The acclimation process in response to temperature is more complicated than adjustment to light intensity (Machalek et al. 1996; Savitch et al. 1996). When early- to mid-log phase C. vulgaris cells that had been grown at 5/150, were transferred to 27 °C, the rate of cellular respiration initially increased more than 3-fold (Fig. 2B; Maxwell et al. 1994). Thus, the short-term cellular energy demand was greater at 27 °C than at 5 °C, which is consistent with our previous hypothesis that acclimation to PQ redox state occurs ultimately in response to the balance between the amount of light being absorbed and the utilization of that energy by the cell (Wilson and Huner 2000). This would be especially true in cells treated with DCMU, as no net photosynthetic production of NADPH would occur. Although limited amounts of ATP could be derived from starch breakdown (Ball 1998), it would seem unlikely that the ATP, reducing equivalents and carbon skeletons required for the rapid greening to occur could be produced without oxidative phosphorylation. This was supported by the rapid and large increase in O2 consumption by the cells immediately following transfer to 27 °C. The results of mitochondrial inhibitor treatments suggested even more strongly that the total cellular capacity to utilize photosynthate regulates photoacclimation. Both antimycin A and TPTC block the cellular ability to use the energy produced by photosynthesis, and inhibited the acclimation process. Although the use of these inhibitors did not help in the further elucidation of the sensing/signaling mechanisms involved in initiating and regulating the acclimation process, they support the possibility that both the PQ redox state and the trans-thylakoid ΔpH act as potential sensing mechanisms for the cell to identify cellular energy imbalances. Chlorophyll fluorescence measurements indicated that the addition of either antimycin A or TPTC caused an increase in 1−q P (Table 3) suggesting a more reduced PQ pool (Tullberg et al. 2000). Therefore, it appeared that mitochondrial electron transport and the reducing power produced in the mitochondrion was coupled to photosynthetic electron transport. This provided an important link in establishing that changes in whole-cell energy balance could be sensed by the chloroplast through the PQ redox state and/or the trans-thylakoid ΔpH.
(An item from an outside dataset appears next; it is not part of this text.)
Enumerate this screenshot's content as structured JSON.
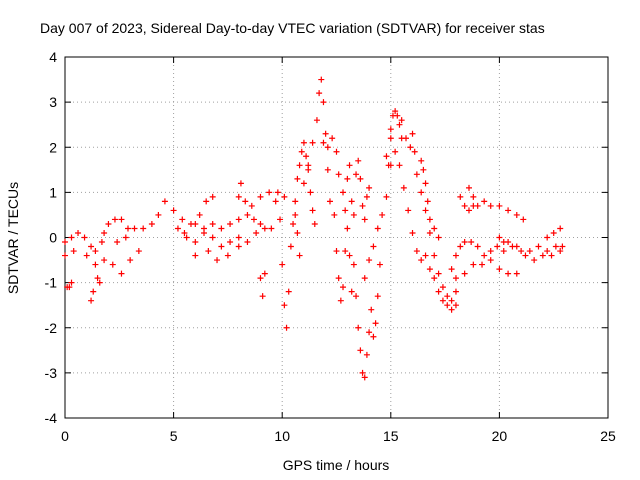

In summary, we have demonstrated that when C. vulgaris cells are transferred to 27/150 from growth at 5/150 not only is there an increased accumulation of LHCII proteins but also of the other main photosynthetic electron transport chain complexes. Based on inhibitor studies, it appeared that the PQ-pool redox state regulated the accumulation of Chl, LHCII, PSII and PSI. Strikingly, the cells treated with DCMU during the transfer from 5/150 to 27/150 were indistinguishable from untreated cells, at the level of Chl and LHCII accumulation and distribution, despite the fact that PSII was not functioning and should have been under a high-light stress condition. Thus, it appears likely that PSII and LHCII are protected from potential photo-oxidative damage through a zeaxanthin-dependent nonphotochemical quenching mechanism. This allowed greening to occur under conditions that should normally result in the destruction of Chl–protein complexes and cellular damage. Finally, in keeping with our previous hypothesis, it appeared that the photosynthetic adjustment C. vulgaris cells undergo in response to a change in growth temperature, occurred in order to counteract changes in, and re-establish a balance between, photosynthetic energy production and cellular energy consumption. This interconnection appears to occur via feedback loops that link the mitochondrion to the chloroplast, likely via metabolic intermediates, to alter the redox state of the PQ pool and thereby regulate changes in LHCII accumulation.